Chapter One
Hollie
I push the rickety luggage trolley through the airport arrivals, dodging tourists, swerving small children, and struggling to keep the sucker on the straight and narrow.
Why do I always pick the trolley with the freaky wheel? I mean, this time I even inspected all four, and they looked absolutely fine until I started pushing. The thing keeps veering to the left no matter how hard I push it in the opposite direction.
Finally, I make it through the big airport exit doors, out into the Rocky Mountain air and…
It’s snowing!
It’s actually snowing!
Snowflakes swirling in the air, everything covered in a thick icing of white, powdery dust. It’s like I’ve just stepped straight into a snow globe. And it whips my breath right away.
Snow. I haven’t seen snow since… When was it? Some vacation with Mom when I was a kid, probably seven or eight, and that snow was sludgy and wet and dirty. Now this is real snow. Pretty, sparkling Christmas snow.
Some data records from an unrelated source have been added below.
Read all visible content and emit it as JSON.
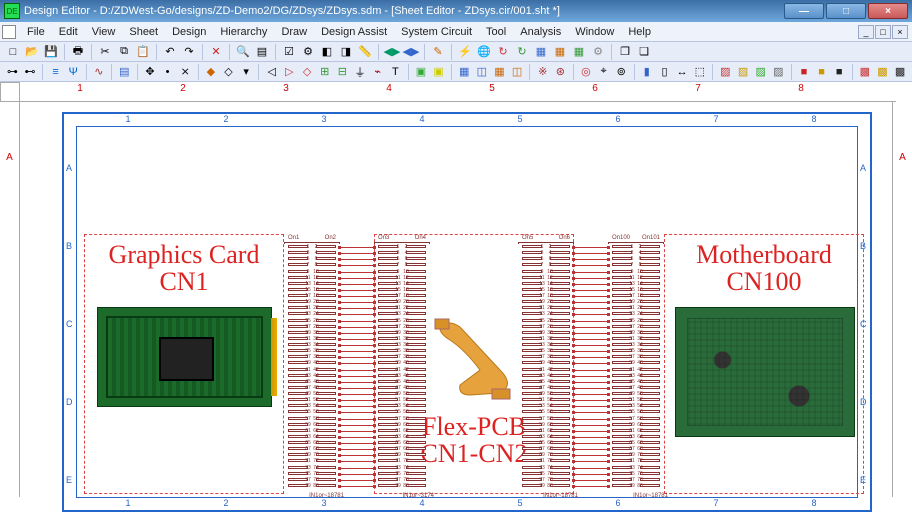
{
  "window": {
    "app_icon_text": "DE",
    "title": "Design Editor - D:/ZDWest-Go/designs/ZD-Demo2/DG/ZDsys/ZDsys.sdm - [Sheet Editor - ZDsys.cir/001.sht *]",
    "buttons": {
      "min": "—",
      "max": "□",
      "close": "×"
    }
  },
  "menus": [
    "File",
    "Edit",
    "View",
    "Sheet",
    "Design",
    "Hierarchy",
    "Draw",
    "Design Assist",
    "System Circuit",
    "Tool",
    "Analysis",
    "Window",
    "Help"
  ],
  "mdi": {
    "min": "_",
    "max": "□",
    "close": "×"
  },
  "toolbar1": [
    {
      "n": "new-icon",
      "g": "□"
    },
    {
      "n": "open-icon",
      "g": "📂"
    },
    {
      "n": "save-icon",
      "g": "💾"
    },
    {
      "sep": true
    },
    {
      "n": "print-icon",
      "g": "🖶"
    },
    {
      "sep": true
    },
    {
      "n": "cut-icon",
      "g": "✂"
    },
    {
      "n": "copy-icon",
      "g": "⧉"
    },
    {
      "n": "paste-icon",
      "g": "📋"
    },
    {
      "sep": true
    },
    {
      "n": "undo-icon",
      "g": "↶"
    },
    {
      "n": "redo-icon",
      "g": "↷"
    },
    {
      "sep": true
    },
    {
      "n": "delete-icon",
      "g": "✕",
      "c": "#c22"
    },
    {
      "sep": true
    },
    {
      "n": "search-icon",
      "g": "🔍"
    },
    {
      "n": "filter-icon",
      "g": "▤"
    },
    {
      "sep": true
    },
    {
      "n": "check-icon",
      "g": "☑"
    },
    {
      "n": "options-icon",
      "g": "⚙"
    },
    {
      "n": "tool-a-icon",
      "g": "◧"
    },
    {
      "n": "tool-b-icon",
      "g": "◨"
    },
    {
      "n": "ruler-icon",
      "g": "📏",
      "c": "#cc0"
    },
    {
      "sep": true
    },
    {
      "n": "nav-a-icon",
      "g": "◀▶",
      "c": "#096"
    },
    {
      "n": "nav-b-icon",
      "g": "◀▶",
      "c": "#36c"
    },
    {
      "sep": true
    },
    {
      "n": "annot-icon",
      "g": "✎",
      "c": "#c60"
    },
    {
      "sep": true
    },
    {
      "n": "bolt-icon",
      "g": "⚡",
      "c": "#cc0"
    },
    {
      "n": "world-icon",
      "g": "🌐"
    },
    {
      "n": "sync-a-icon",
      "g": "↻",
      "c": "#c33"
    },
    {
      "n": "sync-b-icon",
      "g": "↻",
      "c": "#393"
    },
    {
      "n": "sheet-a-icon",
      "g": "▦",
      "c": "#36c"
    },
    {
      "n": "sheet-b-icon",
      "g": "▦",
      "c": "#c60"
    },
    {
      "n": "sheet-c-icon",
      "g": "▦",
      "c": "#393"
    },
    {
      "n": "gear-icon",
      "g": "⚙",
      "c": "#888"
    },
    {
      "sep": true
    },
    {
      "n": "win-a-icon",
      "g": "❐"
    },
    {
      "n": "win-b-icon",
      "g": "❏"
    }
  ],
  "toolbar2": [
    {
      "n": "conn-a-icon",
      "g": "⊶"
    },
    {
      "n": "conn-b-icon",
      "g": "⊷"
    },
    {
      "sep": true
    },
    {
      "n": "bus-a-icon",
      "g": "≡",
      "c": "#06c"
    },
    {
      "n": "bus-b-icon",
      "g": "Ψ",
      "c": "#06c"
    },
    {
      "sep": true
    },
    {
      "n": "wire-icon",
      "g": "∿",
      "c": "#a33"
    },
    {
      "sep": true
    },
    {
      "n": "align-icon",
      "g": "▤",
      "c": "#36c"
    },
    {
      "sep": true
    },
    {
      "n": "move-icon",
      "g": "✥"
    },
    {
      "n": "junction-icon",
      "g": "•"
    },
    {
      "n": "noconn-icon",
      "g": "⨯"
    },
    {
      "sep": true
    },
    {
      "n": "erc-a-icon",
      "g": "◆",
      "c": "#c60"
    },
    {
      "n": "erc-b-icon",
      "g": "◇"
    },
    {
      "n": "arrow-dn-icon",
      "g": "▾"
    },
    {
      "sep": true
    },
    {
      "n": "port-a-icon",
      "g": "◁"
    },
    {
      "n": "port-b-icon",
      "g": "▷",
      "c": "#c33"
    },
    {
      "n": "port-c-icon",
      "g": "◇",
      "c": "#c33"
    },
    {
      "n": "net-a-icon",
      "g": "⊞",
      "c": "#393"
    },
    {
      "n": "net-b-icon",
      "g": "⊟",
      "c": "#393"
    },
    {
      "n": "ground-icon",
      "g": "⏚"
    },
    {
      "n": "power-icon",
      "g": "⌁",
      "c": "#a00"
    },
    {
      "n": "text-icon",
      "g": "T"
    },
    {
      "sep": true
    },
    {
      "n": "layer-a-icon",
      "g": "▣",
      "c": "#3a3"
    },
    {
      "n": "layer-b-icon",
      "g": "▣",
      "c": "#cc0"
    },
    {
      "sep": true
    },
    {
      "n": "hier-a-icon",
      "g": "▦",
      "c": "#36c"
    },
    {
      "n": "hier-b-icon",
      "g": "◫",
      "c": "#36c"
    },
    {
      "n": "hier-c-icon",
      "g": "▦",
      "c": "#c60"
    },
    {
      "n": "hier-d-icon",
      "g": "◫",
      "c": "#c60"
    },
    {
      "sep": true
    },
    {
      "n": "sim-a-icon",
      "g": "※",
      "c": "#a33"
    },
    {
      "n": "sim-b-icon",
      "g": "⊛",
      "c": "#a33"
    },
    {
      "sep": true
    },
    {
      "n": "drc-a-icon",
      "g": "◎",
      "c": "#c33"
    },
    {
      "n": "drc-b-icon",
      "g": "⌖"
    },
    {
      "n": "drc-c-icon",
      "g": "⊚"
    },
    {
      "sep": true
    },
    {
      "n": "part-a-icon",
      "g": "▮",
      "c": "#36c"
    },
    {
      "n": "part-b-icon",
      "g": "▯"
    },
    {
      "n": "dim-icon",
      "g": "↔"
    },
    {
      "n": "select-icon",
      "g": "⬚"
    },
    {
      "sep": true
    },
    {
      "n": "hatch-a-icon",
      "g": "▨",
      "c": "#c33"
    },
    {
      "n": "hatch-b-icon",
      "g": "▨",
      "c": "#c90"
    },
    {
      "n": "hatch-c-icon",
      "g": "▨",
      "c": "#3a3"
    },
    {
      "n": "hatch-d-icon",
      "g": "▨",
      "c": "#666"
    },
    {
      "sep": true
    },
    {
      "n": "stop-a-icon",
      "g": "■",
      "c": "#c22"
    },
    {
      "n": "stop-b-icon",
      "g": "■",
      "c": "#c90"
    },
    {
      "n": "stop-c-icon",
      "g": "■",
      "c": "#222"
    },
    {
      "sep": true
    },
    {
      "n": "hatch-e-icon",
      "g": "▩",
      "c": "#c33"
    },
    {
      "n": "hatch-f-icon",
      "g": "▩",
      "c": "#c90"
    },
    {
      "n": "hatch-g-icon",
      "g": "▩",
      "c": "#222"
    }
  ],
  "outer_ruler": {
    "h": [
      "1",
      "2",
      "3",
      "4",
      "5",
      "6",
      "7",
      "8"
    ],
    "v": [
      "A"
    ]
  },
  "sheet_ruler": {
    "h": [
      "1",
      "2",
      "3",
      "4",
      "5",
      "6",
      "7",
      "8"
    ],
    "v": [
      "A",
      "B",
      "C",
      "D",
      "E"
    ]
  },
  "blocks": {
    "graphics": {
      "title_l1": "Graphics Card",
      "title_l2": "CN1"
    },
    "flex": {
      "title_l1": "Flex-PCB",
      "title_l2": "CN1-CN2"
    },
    "mobo": {
      "title_l1": "Motherboard",
      "title_l2": "CN100"
    }
  },
  "connectors": {
    "c1": {
      "name_l": "On1",
      "name_r": "On2",
      "ref": "IN1or~18781",
      "pins": 40
    },
    "c2": {
      "name_l": "On3",
      "name_r": "On4",
      "ref": "IN1or~3174",
      "pins": 40
    },
    "c3": {
      "name_l": "On5",
      "name_r": "On6",
      "ref": "IN1or~18781",
      "pins": 40
    },
    "c4": {
      "name_l": "On100",
      "name_r": "On101",
      "ref": "IN1or~18781",
      "pins": 40
    }
  }
}
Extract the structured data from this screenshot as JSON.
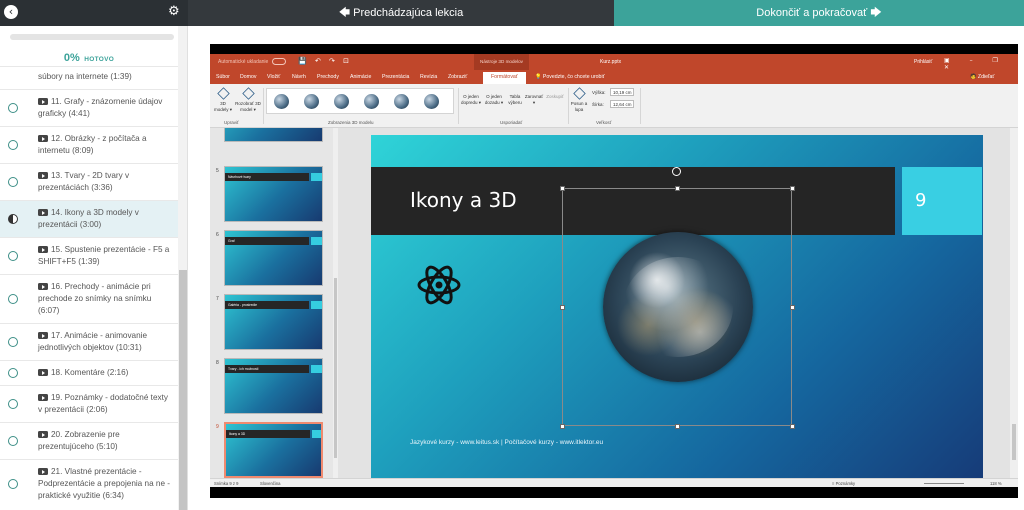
{
  "topbar": {
    "back_icon": "‹",
    "settings_icon": "⚙",
    "prev_label": "🡄 Predchádzajúca lekcia",
    "next_label": "Dokončiť a pokračovať 🡆"
  },
  "progress": {
    "percent_label": "0%",
    "status_label": "HOTOVO",
    "fraction": 0.0
  },
  "lessons": [
    {
      "title": "súbory na internete (1:39)",
      "state": "partial"
    },
    {
      "title": "11. Grafy - znázornenie údajov graficky (4:41)",
      "state": "todo"
    },
    {
      "title": "12. Obrázky - z počítača a internetu (8:09)",
      "state": "todo"
    },
    {
      "title": "13. Tvary - 2D tvary v prezentáciách (3:36)",
      "state": "todo"
    },
    {
      "title": "14. Ikony a 3D modely v prezentácii (3:00)",
      "state": "current"
    },
    {
      "title": "15. Spustenie prezentácie - F5 a SHIFT+F5 (1:39)",
      "state": "todo"
    },
    {
      "title": "16. Prechody - animácie pri prechode zo snímky na snímku (6:07)",
      "state": "todo"
    },
    {
      "title": "17. Animácie - animovanie jednotlivých objektov (10:31)",
      "state": "todo"
    },
    {
      "title": "18. Komentáre (2:16)",
      "state": "todo"
    },
    {
      "title": "19. Poznámky - dodatočné texty v prezentácii (2:06)",
      "state": "todo"
    },
    {
      "title": "20. Zobrazenie pre prezentujúceho (5:10)",
      "state": "todo"
    },
    {
      "title": "21. Vlastné prezentácie - Podprezentácie a prepojenia na ne - praktické využitie (6:34)",
      "state": "todo"
    }
  ],
  "powerpoint": {
    "autosave": "Automatické ukladanie",
    "quick_access": "💾 ↶ ↷ ⊡",
    "context_tab": "Nástroje 3D modelov",
    "filename": "Kurz.pptx",
    "signin": "Prihlásiť",
    "window_controls": "▣ – ❐ ✕",
    "ribbon_tabs": [
      "Súbor",
      "Domov",
      "Vložiť",
      "Návrh",
      "Prechody",
      "Animácie",
      "Prezentácia",
      "Revízia",
      "Zobraziť",
      "Formátovať"
    ],
    "active_tab": "Formátovať",
    "tell_me": "💡 Povedzte, čo chcete urobiť",
    "share": "🧑 Zdieľať",
    "ribbon": {
      "btn_3d_models": "3D modely ▾",
      "btn_reset": "Rozobrať 3D model ▾",
      "group_adjust": "Upraviť",
      "group_views": "Zobrazenia 3D modelu",
      "btn_forward": "O jeden dopredu ▾",
      "btn_backward": "O jeden dozadu ▾",
      "btn_selection": "Tabla výberu",
      "btn_align": "Zarovnať ▾",
      "btn_group": "Zoskupiť",
      "group_arrange": "Usporiadať",
      "btn_pan_zoom": "Posun a lupa",
      "height_label": "Výška:",
      "height_value": "10,19 cm",
      "width_label": "Šírka:",
      "width_value": "12,64 cm",
      "group_size": "Veľkosť"
    },
    "thumbnails": [
      {
        "num": "5",
        "title": "Návrhové tvary"
      },
      {
        "num": "6",
        "title": "Graf"
      },
      {
        "num": "7",
        "title": "Galéria - prostredie"
      },
      {
        "num": "8",
        "title": "Tvary - ich možnosti"
      },
      {
        "num": "9",
        "title": "Ikony a 3D"
      }
    ],
    "slide": {
      "title": "Ikony a 3D",
      "number": "9",
      "footer": "Jazykové kurzy - www.leitus.sk | Počítačové kurzy - www.itlektor.eu"
    },
    "status": {
      "slide_counter": "Snímka 9 z 9",
      "language": "Slovenčina",
      "notes": "≡ Poznámky",
      "zoom": "118 %"
    }
  }
}
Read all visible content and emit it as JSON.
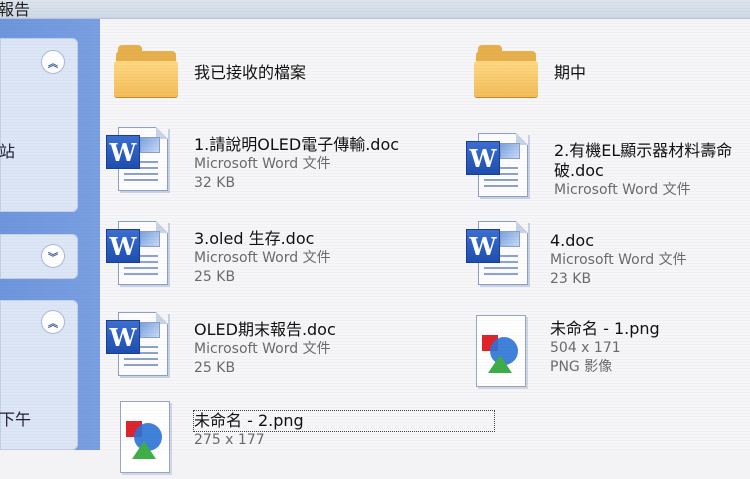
{
  "window": {
    "title_fragment": "報告"
  },
  "task_pane": {
    "panels": [
      {
        "text": "站",
        "collapse_icon": "up"
      },
      {
        "text": "",
        "collapse_icon": "down"
      },
      {
        "text": "下午",
        "collapse_icon": "up"
      }
    ]
  },
  "files": [
    {
      "type": "folder",
      "icon": "folder-icon",
      "name": "我已接收的檔案"
    },
    {
      "type": "folder",
      "icon": "folder-icon",
      "name": "期中"
    },
    {
      "type": "doc",
      "icon": "word-doc-icon",
      "name": "1.請說明OLED電子傳輸.doc",
      "kind": "Microsoft Word 文件",
      "size": "32 KB"
    },
    {
      "type": "doc",
      "icon": "word-doc-icon",
      "name": "2.有機EL顯示器材料壽命",
      "name2": "破.doc",
      "kind": "Microsoft Word 文件",
      "size": ""
    },
    {
      "type": "doc",
      "icon": "word-doc-icon",
      "name": "3.oled 生存.doc",
      "kind": "Microsoft Word 文件",
      "size": "25 KB"
    },
    {
      "type": "doc",
      "icon": "word-doc-icon",
      "name": "4.doc",
      "kind": "Microsoft Word 文件",
      "size": "23 KB"
    },
    {
      "type": "doc",
      "icon": "word-doc-icon",
      "name": "OLED期末報告.doc",
      "kind": "Microsoft Word 文件",
      "size": "25 KB"
    },
    {
      "type": "image",
      "icon": "png-image-icon",
      "name": "未命名 - 1.png",
      "kind": "504 x 171",
      "size": "PNG 影像"
    },
    {
      "type": "image",
      "icon": "png-image-icon",
      "name": "未命名 - 2.png",
      "kind": "275 x 177",
      "size": ""
    }
  ],
  "icons": {
    "word_badge": "W"
  },
  "colors": {
    "task_pane": "#7aa0e3",
    "folder": "#f3bd5a",
    "word_blue": "#2b5fc4"
  }
}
I can’t help but laugh, reaching out my hand to let the snowflakes land in my palm. When I left Rockview five hours ago, it was in the 70s and blazing hot sunshine. Now I’m here in the Rockies and it’s snowing.
I fling my arms out wide, spin around, and then I do what any other sensible 30-year-old woman would do who hasn’t seen snow since she was seven years old. I stick out my tongue and try to catch one of those flakes in my mouth.
“Hey!” a deep, growly voice says from beside me, making me jump out of my skin, and nearly bite my tongue in half.
I stuff my tongue straight back in my mouth, flip my head to the side, and try my best to suppress the groan I’m feeling.
Please let it be a stranger. Please let it be someone random looking for directions, or thinking I’m their Uber ride.
It isn’t.
Because of course it had to be.
Clay.
My best friend Annie’s big brother.
An alpha – unlike his sister and their parents – all betas.
If I thought I had a thing about wonky wheels on trolleys and bad luck, I have an even bigger thing when it comes to Clay and embarrassing situations. He’s just seen me with my tongue sticking out trying to catch snowflakes. This is not the most embarrassing interaction we’ve ever had. The first time I met him was when Annie and I were sharing a dorm room in the first year of college. He arrived when I had the world’s worst cold. Think swollen nose, streaming eyes, and snot. Snot everywhere. I opened the door to him, thinking it was one of the other girls that lived on our hallway, dressed in my ancient hoodie and sweats, hair scraped back that hadn’t been washed for, I confess, probably four days, and instead found not only a man standing the other side of the door, a hot man, a hot alpha. I proceededto sneeze all over him. Yep. Great big globs of snot flying right at him.
The second time I met him, I was so embarrassed about the first time that I fumbled my desk drawer and sent my bright neon pink vibrator buzzing across the dorm room floor. And the final time we met, several years ago now, at our college graduation, I nearly took his eye out with my graduation cap.
On all three of these occasions, the alpha with the stick shoved up his backside had just stood in silence, staring me down with a withering look, making it clear how silly and pathetic he considered me to be.
Yep, me and Clay have history, but it’s not the kind of history that alphas and omegas usually have. It’s the kind of history that creeps up on you in the middle of the night, drowning you in embarrassment and reminding you just how cringingly awful your life is.
“Hey, Clay,” I say.
We stand there, staring at each other.
Of course, he looks as gorgeous as he always has done. Tall. Broad. Solid. A jawline so sharp it could chisel marble. Lips unsuitable soft on such a manly-looking man. A full-head of richly dark hair and eyes clear blue like the morning sky.
He has one or two more lines drawn around those eyes than he did that first time we met, and he’s even more well-built than he was back then, but he is definitely still hot. Hot Clay. Particularly today, dressed in a pair of faded jeans, an old padded jacket and a cowboy hat.
“Annie went inside looking for you,” he says, pointing his thumb in the direction I’ve just come. “She was – ”
He doesn’t finish his sentence because he’s interrupted by the biggest, most high-pitched squeal I’ve heard in a long time. And then my best friend, Annie, is sprinting toward me and flinging her arms around me, squeezing me as tightly as shecan and even lifting me right off my feet. Annie is about a foot shorter than her ginormous brother, but she’s still a good two or three inches taller than I am. She also has flaming red hair and the same blue eyes as her brother.
“Hollie!” she says, dropping me back down to my feet. “You’re here! You’re really actually here!”